I am trying to train a very simple model for image recognition, nothing spectacular. My first attempt worked just fine, when I used image rescaling:
# this is the augmentation configuration to enhance the training dataset
train_datagen = ImageDataGenerator(
rescale=1. / 255,
shear_range=0.2,
zoom_range=0.2,
horizontal_flip=True)
# validation generator, only rescaling
test_datagen = ImageDataGenerator(rescale=1. / 255)
train_generator = train_datagen.flow_from_directory(
train_data_dir,
target_size=(img_width, img_height),
batch_size=batch_size,
class_mode='categorical')
validation_generator = test_datagen.flow_from_directory(
validation_data_dir,
target_size=(img_width, img_height),
batch_size=batch_size,
class_mode='categorical')
Then I simply trained the model as such:
model.fit_generator(
train_generator,
steps_per_epoch=nb_train_samples // batch_size,
epochs=epochs,
validation_data=validation_generator,
validation_steps=nb_validation_samples // batch_size)
This works perfectly fine and leads to a reasonable accuracy. Then I thought it may be a good idea to try out mean subtraction, as VGG16 model uses. Instead of doing it manually, I chose to use ImageDataGenerator.fit(). For that, however, you need to supply it with training images as numpy arrays, so I first read the images, convert them, and then feed them into it:
train_datagen = ImageDataGenerator(
featurewise_center=True,
shear_range=0.2,
zoom_range=0.2,
horizontal_flip=True)
test_datagen = ImageDataGenerator(featurewise_center=True)

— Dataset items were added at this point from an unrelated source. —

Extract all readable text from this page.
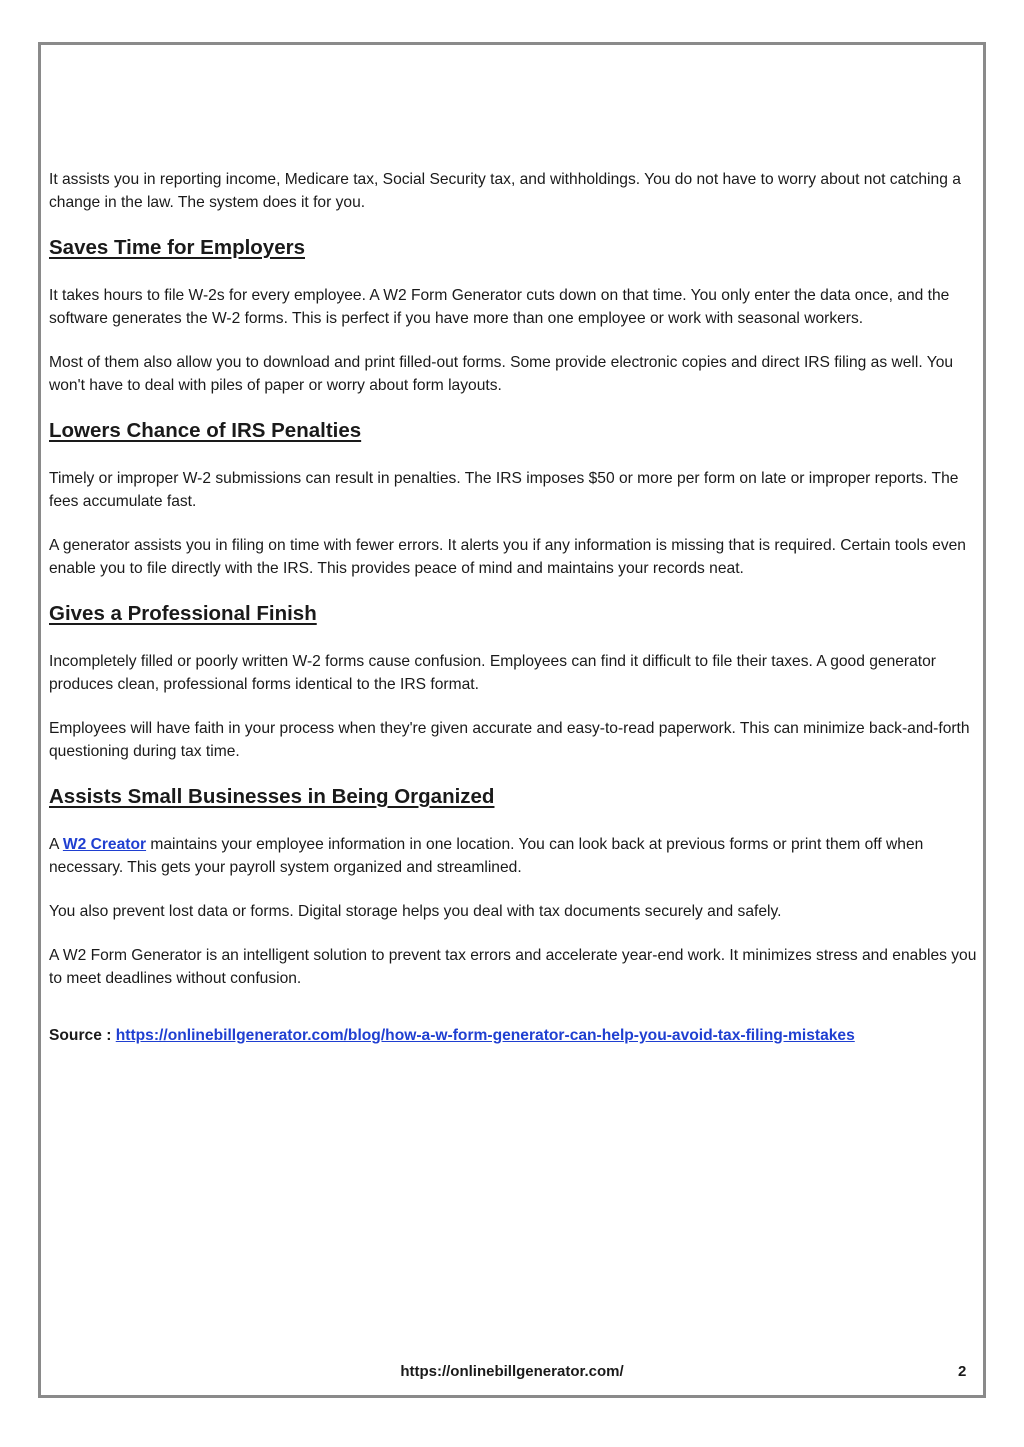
It assists you in reporting income, Medicare tax, Social Security tax, and withholdings. You do not have to worry about not catching a change in the law. The system does it for you.

Saves Time for Employers

It takes hours to file W-2s for every employee. A W2 Form Generator cuts down on that time. You only enter the data once, and the software generates the W-2 forms. This is perfect if you have more than one employee or work with seasonal workers.

Most of them also allow you to download and print filled-out forms. Some provide electronic copies and direct IRS filing as well. You won't have to deal with piles of paper or worry about form layouts.

Lowers Chance of IRS Penalties

Timely or improper W-2 submissions can result in penalties. The IRS imposes $50 or more per form on late or improper reports. The fees accumulate fast.

A generator assists you in filing on time with fewer errors. It alerts you if any information is missing that is required. Certain tools even enable you to file directly with the IRS. This provides peace of mind and maintains your records neat.

Gives a Professional Finish

Incompletely filled or poorly written W-2 forms cause confusion. Employees can find it difficult to file their taxes. A good generator produces clean, professional forms identical to the IRS format.

Employees will have faith in your process when they're given accurate and easy-to-read paperwork. This can minimize back-and-forth questioning during tax time.

Assists Small Businesses in Being Organized

A W2 Creator maintains your employee information in one location. You can look back at previous forms or print them off when necessary. This gets your payroll system organized and streamlined.

You also prevent lost data or forms. Digital storage helps you deal with tax documents securely and safely.

A W2 Form Generator is an intelligent solution to prevent tax errors and accelerate year-end work. It minimizes stress and enables you to meet deadlines without confusion.

Source : https://onlinebillgenerator.com/blog/how-a-w-form-generator-can-help-you-avoid-tax-filing-mistakes

https://onlinebillgenerator.com/	2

def process_images_from_directory(data_dir):
x = []
y = []
for root, dirs, files in os.walk(data_dir, topdown=False):
class_names = sorted(dirs)
global class_indices
if len(class_indices) == 0:
class_indices = dict(zip(class_names, range(len(class_names))))
for dir in class_names:
filenames = os.listdir(os.path.join(root,dir))
for file in filenames:
img_array = img_to_array(load_img(os.path.join(root,dir,file), target_size=(224, 224)))[np.newaxis]
if len(x) == 0:
x = img_array
else:
x = np.concatenate((x,img_array))
y.append(class_indices[dir])
#this step converts an array of classes [0,1,2,3...] into sparse vectors [1,0,0,0], [0,1,0,0], etc.
y = np.eye(len(class_names))[y]
return x, y
x_train, y_train = process_images_from_directory(train_data_dir)
x_valid, y_valid = process_images_from_directory(validation_data_dir)
nb_train_samples = x_train.shape[0]
nb_validation_samples = x_valid.shape[0]
train_datagen.fit(x_train)
test_datagen.mean = train_datagen.mean
train_generator = train_datagen.flow(
x_train,
y_train,
batch_size=batch_size,
shuffle=False)
validation_generator = test_datagen.flow(
x_valid,
y_valid,
batch_size=batch_size,
shuffle=False)
Then, I train the model the same way, simply giving it both iterators. After the training completes, the accuracy is basically stuck at ~25% even after 50 epochs:
80/80 [==============================] - 77s 966ms/step - loss: 12.0886 - acc: 0.2500 - val_loss: 12.0886 - val_acc: 0.2500
When I run predictions on the above model, it classifies only 1 out 4 total classes correctly, all images from other 3 classes are classified as belonging to the first class - clearly the percentage of 25% has something to do with this fact, I just can't figure out what I am doing wrong.
I realize that I could calculate the mean manually and then simply set it for both generators, or that I could use ImageDataGenerator.fit() and then still go with flow_from_directory, but that would be a waste of already processed images, I would be doing the same processing twice.
Any opinions on how to make it work with flow() all the way?
Did you try setting shuffle=True in your generators?
You did not specify shuffling in the first case (it should be True by default) and set it to False in the second case.
Your input data might be sorted by classes. Without shuffling, your model first only sees class #1 and simply learns to predict class #1 always. It then sees class #2 and learns to always predict class #2 and so on. At the end of one epoch your model learns to always predict class #4 and thus gives a 25% accuracy on validation.